Grogne de plus en plus perceptible des aigris bousculés par les chambardements en perspectives dans les entreprises publiques à la suite des décrets du Premier ministre sur la réforme de ces entreprises dont on cherche à débarrasser des dépenses inutiles pour les rendre mieux rentables et performantes
On observe, ces derniers temps, une campagne médiatique menée contre le ministère du Portefeuille. Une certaine opinion fait état d’une (certaine plainte portée contre la ministre du Portefeuille à la Cour Suprême de Justice pour un détournement de 365.786.000 dollars américains de recettes des impôts de l’Etat.
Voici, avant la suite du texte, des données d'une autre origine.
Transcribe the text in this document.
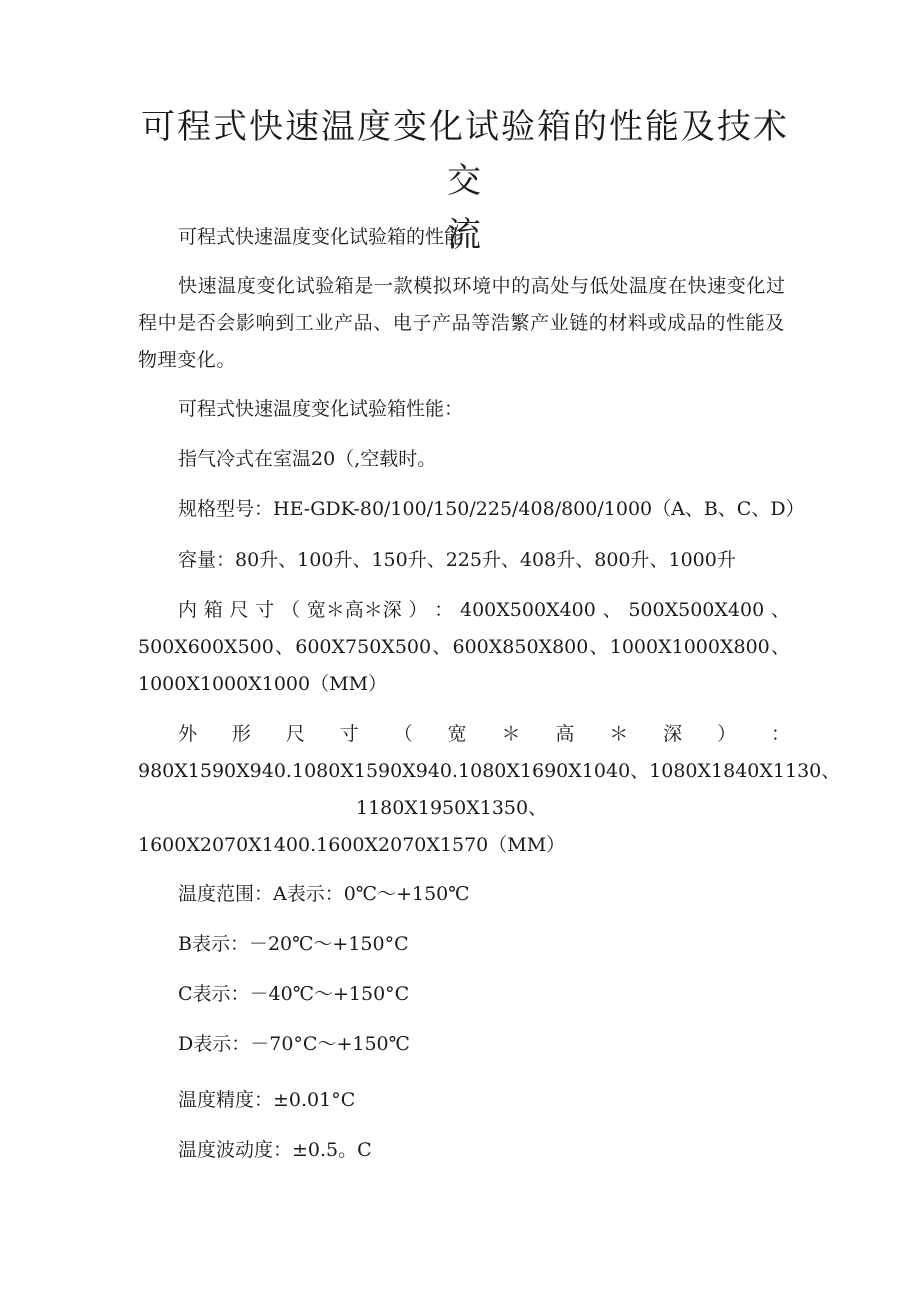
可程式快速温度变化试验箱的性能及技术交
流

可程式快速温度变化试验箱的性能

快速温度变化试验箱是一款模拟环境中的高处与低处温度在快速变化过程中是否会影响到工业产品、电子产品等浩繁产业链的材料或成品的性能及物理变化。

可程式快速温度变化试验箱性能：

指气冷式在室温20（,空载时。

规格型号：HE-GDK-80/100/150/225/408/800/1000（A、B、C、D）

容量：80升、100升、150升、225升、408升、800升、1000升

内 箱 尺 寸 （ 宽＊高＊深 ） ： 400X500X400 、 500X500X400 、
500X600X500 、 600X750X500 、 600X850X800 、 1000X1000X800 、

1000X1000X1000（MM）

外 形 尺 寸 （ 宽 ＊ 高 ＊ 深 ） ：
980X1590X940.1080X1590X940.1080X1690X1040、 1080X1840X1130、

1180X1950X1350、

1600X2070X1400.1600X2070X1570（MM）

温度范围：A表示：0℃～+150℃

B表示：－20℃～+150°C

C表示：－40℃～+150°C

D表示：－70°C～+150℃

温度精度：±0.01°C

温度波动度：±0.5。C
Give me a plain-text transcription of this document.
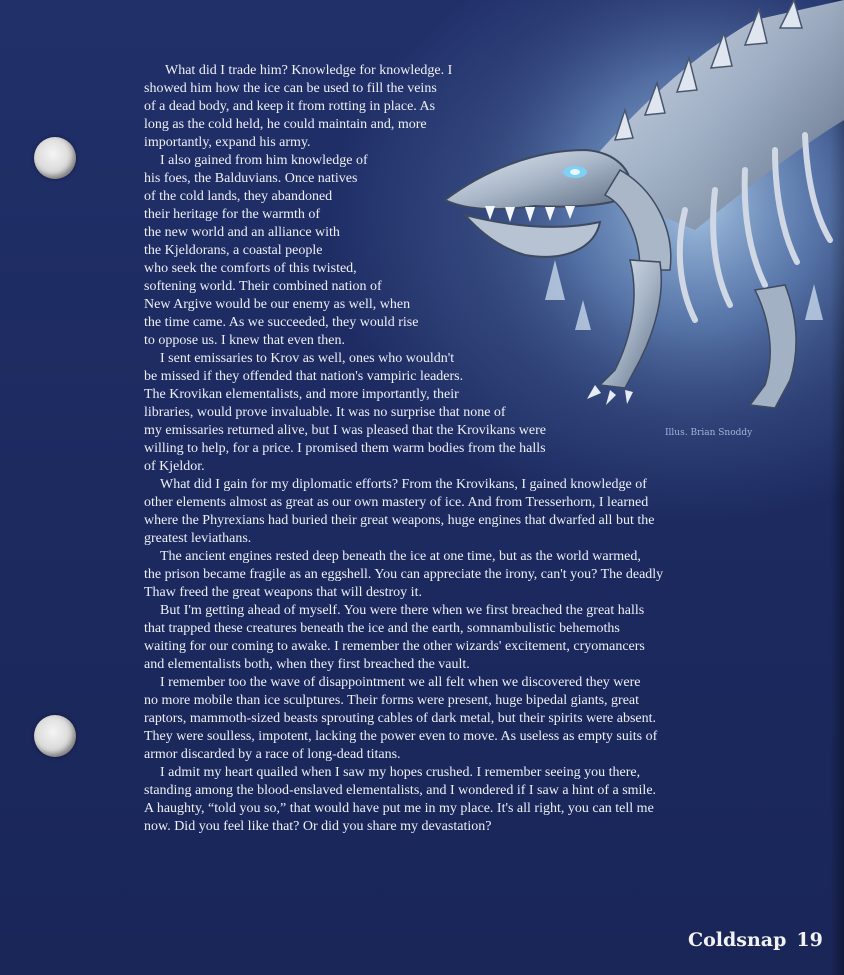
Illus. Brian Snoddy
What did I trade him? Knowledge for knowledge. I
showed him how the ice can be used to fill the veins
of a dead body, and keep it from rotting in place. As
long as the cold held, he could maintain and, more
importantly, expand his army.
I also gained from him knowledge of
his foes, the Balduvians. Once natives
of the cold lands, they abandoned
their heritage for the warmth of
the new world and an alliance with
the Kjeldorans, a coastal people
who seek the comforts of this twisted,
softening world. Their combined nation of
New Argive would be our enemy as well, when
the time came. As we succeeded, they would rise
to oppose us. I knew that even then.
I sent emissaries to Krov as well, ones who wouldn't
be missed if they offended that nation's vampiric leaders.
The Krovikan elementalists, and more importantly, their
libraries, would prove invaluable. It was no surprise that none of
my emissaries returned alive, but I was pleased that the Krovikans were
willing to help, for a price. I promised them warm bodies from the halls
of Kjeldor.
What did I gain for my diplomatic efforts? From the Krovikans, I gained knowledge of
other elements almost as great as our own mastery of ice. And from Tresserhorn, I learned
where the Phyrexians had buried their great weapons, huge engines that dwarfed all but the
greatest leviathans.
The ancient engines rested deep beneath the ice at one time, but as the world warmed,
the prison became fragile as an eggshell. You can appreciate the irony, can't you? The deadly
Thaw freed the great weapons that will destroy it.
But I'm getting ahead of myself. You were there when we first breached the great halls
that trapped these creatures beneath the ice and the earth, somnambulistic behemoths
waiting for our coming to awake. I remember the other wizards' excitement, cryomancers
and elementalists both, when they first breached the vault.
I remember too the wave of disappointment we all felt when we discovered they were
no more mobile than ice sculptures. Their forms were present, huge bipedal giants, great
raptors, mammoth-sized beasts sprouting cables of dark metal, but their spirits were absent.
They were soulless, impotent, lacking the power even to move. As useless as empty suits of
armor discarded by a race of long-dead titans.
I admit my heart quailed when I saw my hopes crushed. I remember seeing you there,
standing among the blood-enslaved elementalists, and I wondered if I saw a hint of a smile.
A haughty, “told you so,” that would have put me in my place. It's all right, you can tell me
now. Did you feel like that? Or did you share my devastation?
Coldsnap 19
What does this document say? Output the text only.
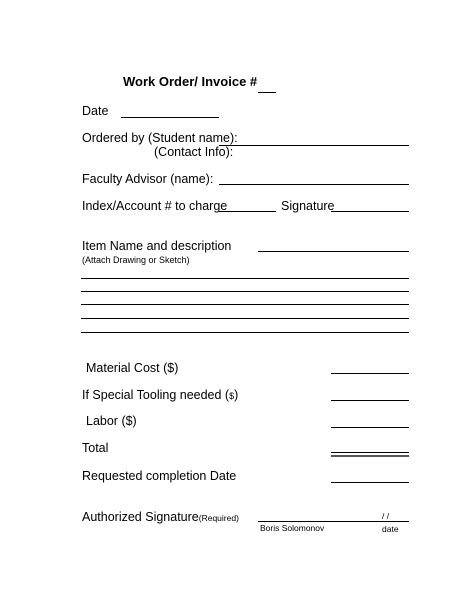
Work Order/ Invoice #
Date
Ordered by (Student name):
(Contact Info):
Faculty Advisor (name):
Index/Account # to charge	Signature
Item Name and description
(Attach Drawing or Sketch)
Material Cost ($)
If Special Tooling needed ($)
Labor ($)
Total
Requested completion Date
Authorized Signature(Required)	/ /
Boris Solomonov	date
Selon certains renseignements recueillis, les plaignants ne sont rien : d’autres que deux anciens directeurs, dont l’un du Conseil supérieur du Portefeuille et l’autre, de la Société Nationale d’Assurances (Sonas). En effet, l’affaire remonte à l’année 2007.
Où le Conseil Supérieur du Portefeuille avait dépêché ces derniers pour un contrôle d’audit dans une agence de la Sonas au Katanga. Pour ce faire, précise le ministère, ils avaient bénéficié de 17 milles, dollars américains de frais de mission. Bizarre Aussi curieux que cela puisse paraître, en plus de ces frais de mission accordés, ils se sont permis, en arrivant sur le terrain, de s’octroyer des fraîches décisions valant le triple de ce qu’ils auraient dû percevoir. Partis pour 17 jours, ils vont ainsi se tirer avec une somme des 37 milles dollars américains, représentant les frais de mission pour 51 jours. En réalité, ils se faisaient payer à chaque agence de la Sonas sans considération pour la législation en cours. Ces faits ont même été établis et confirmés par la Commission Interministérielle d’Audit pour la Bonne Gouvernance (CIABG).
En pleine période de promotion de la bonne gouvernance par le gouvernement, ces actes ne pouvaient pas rester impunis.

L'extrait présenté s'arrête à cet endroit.